# Such a versatile breed - hunting, obedience, dietary aide...



## brianne (Feb 18, 2012)

So, like many people do at the beginning of a New Year, I resolved to work on my diet. I have a sweet tooth that is hard to tame and could definitely use more exercise in my life. I decided to get Chumlee to help me with the exercise piece. I knew he would be willing to take some extra long walks rather than our usual 20 – 30 minutes to get both of us out in the fresh air.

Early Saturday morning Chumlee and I got in the car and headed to our favorite exercise spot. I was mentally congratulating myself for keeping my promise to exercise more. I noticed that Chumlee was furtively looking in a bag and then keeping his head averted. Wonder what he's doing?? It looks like he's eating something but there's no food in the car, right??

Curiously, I called his name and he turned his head to look at me in the rearview mirror.
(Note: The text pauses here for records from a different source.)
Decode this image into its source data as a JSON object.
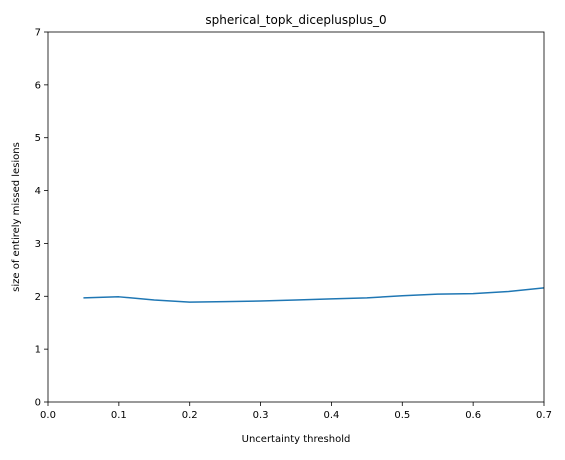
{
  "chart_data": {
    "type": "line",
    "title": "spherical_topk_diceplusplus_0",
    "xlabel": "Uncertainty threshold",
    "ylabel": "size of entirely missed lesions",
    "xlim": [
      0.0,
      0.7
    ],
    "ylim": [
      0,
      7
    ],
    "xticks": [
      "0.0",
      "0.1",
      "0.2",
      "0.3",
      "0.4",
      "0.5",
      "0.6",
      "0.7"
    ],
    "yticks": [
      "0",
      "1",
      "2",
      "3",
      "4",
      "5",
      "6",
      "7"
    ],
    "grid": false,
    "series": [
      {
        "color": "#1f77b4",
        "x": [
          0.05,
          0.1,
          0.15,
          0.2,
          0.25,
          0.3,
          0.35,
          0.4,
          0.45,
          0.5,
          0.55,
          0.6,
          0.65,
          0.7
        ],
        "y": [
          1.97,
          1.99,
          1.93,
          1.89,
          1.9,
          1.91,
          1.93,
          1.95,
          1.97,
          2.01,
          2.04,
          2.05,
          2.09,
          2.16
        ]
      }
    ]
  }
}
Chum had a bunch of rainbow gummy worms hanging out of his mouth and he's chewing furiously with a very pleased look on his face! My secret stash that I had forgotten! I wish I could have gotten a picture.

Chumlee managed to scarf down an entire bag of gummy worms to keep me honest on my diet. Such a helpful boy!


----------



## rabernet (Feb 24, 2015)

The mental picture is awesome! I really wish you had a camera too! Good boy Chumlee!


----------